Carta Nº 9
5 de Agosto, 1955, Londres
Aos amigos, que vivam para sempre,
“‘E acontecerá que por causa’, Mitzvot (mandamentos) que se pisam com os pés” (Yalkut [Coletânea]).
Baal HaSulam interpretou que isso significa a fé, que a pessoa menospreza e pisa com os seus pés.

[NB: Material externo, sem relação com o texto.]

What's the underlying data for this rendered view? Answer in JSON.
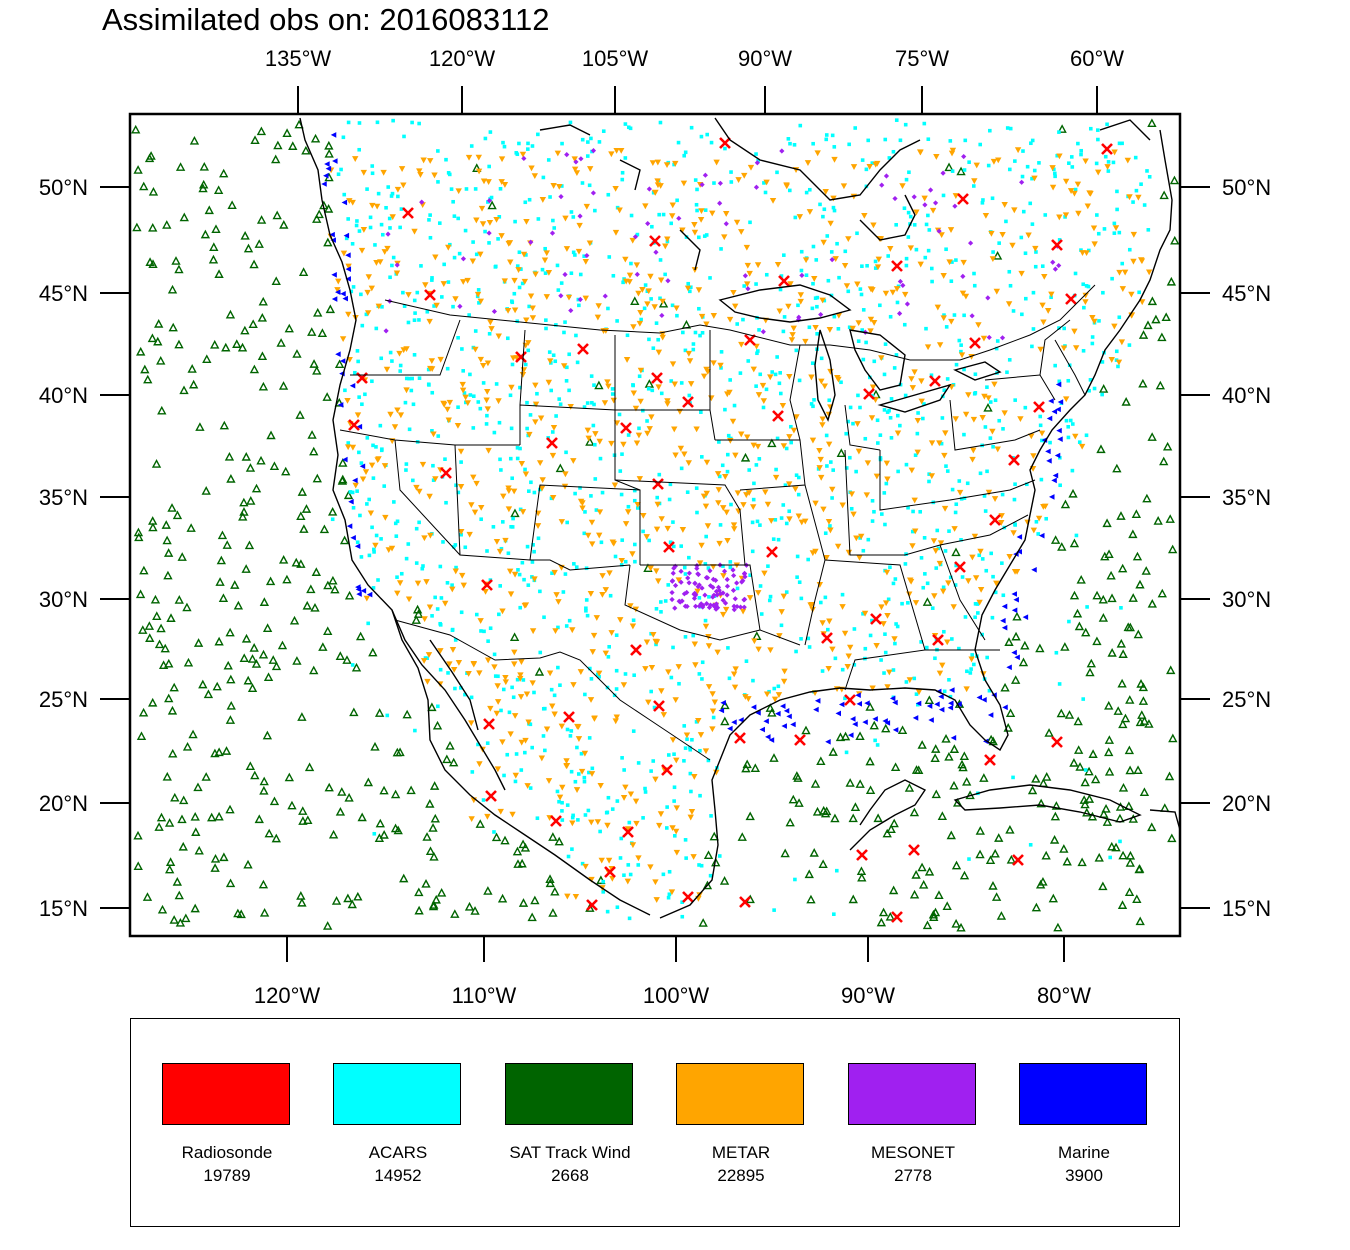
{
  "title": "Assimilated obs on: 2016083112",
  "map": {
    "top_ticks": [
      "135°W",
      "120°W",
      "105°W",
      "90°W",
      "75°W",
      "60°W"
    ],
    "bottom_ticks": [
      "120°W",
      "110°W",
      "100°W",
      "90°W",
      "80°W"
    ],
    "lat_ticks": [
      "50°N",
      "45°N",
      "40°N",
      "35°N",
      "30°N",
      "25°N",
      "20°N",
      "15°N"
    ]
  },
  "legend": [
    {
      "name": "Radiosonde",
      "count": "19789",
      "color": "#ff0000",
      "marker": "x-mark"
    },
    {
      "name": "ACARS",
      "count": "14952",
      "color": "#00ffff",
      "marker": "dot"
    },
    {
      "name": "SAT Track Wind",
      "count": "2668",
      "color": "#006400",
      "marker": "open-triangle"
    },
    {
      "name": "METAR",
      "count": "22895",
      "color": "#ffa500",
      "marker": "down-triangle"
    },
    {
      "name": "MESONET",
      "count": "2778",
      "color": "#a020f0",
      "marker": "diamond"
    },
    {
      "name": "Marine",
      "count": "3900",
      "color": "#0000ff",
      "marker": "left-triangle"
    }
  ]
}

Para compreender isto mais claramente, esclareçamos o que os nossos sábios disseram (Tanhuma), e estas são as suas palavras: “E acontecerá que por causa”, referindo-se ao versículo, “Por que temerei nos dias de adversidade, a iniquidade dos meus inimigos cerca-me” (Salmos 49). Bendito seja o nome do Criador, que deu a Torá a Israel, na qual há 613 Mitzvot (mandamentos), entre os quais há os leves e os graves. Porque entre eles há Mitzvot leves, com os quais as pessoas não são meticulosas, mas ao invés lançam-nos sob os seus pés, o que significa que são leves, daí David temer o Dia do Julgamento e dizer, “Senhor, não temo as Mitzvot graves na Torá, pois são graves. O que temo são as Mitzvot leves, receando ter violado uma delas — quer a tenha cumprido ou não — porque era leve. E disseste, ‘Tem cuidado com uma Mitzva leve como com uma grave.’” Por isso ele disse, “Por que temerei nos dias de adversidade”, e está escrito, “Também o teu servo é cauteloso com elas por causa da maioria”, até aqui as suas palavras.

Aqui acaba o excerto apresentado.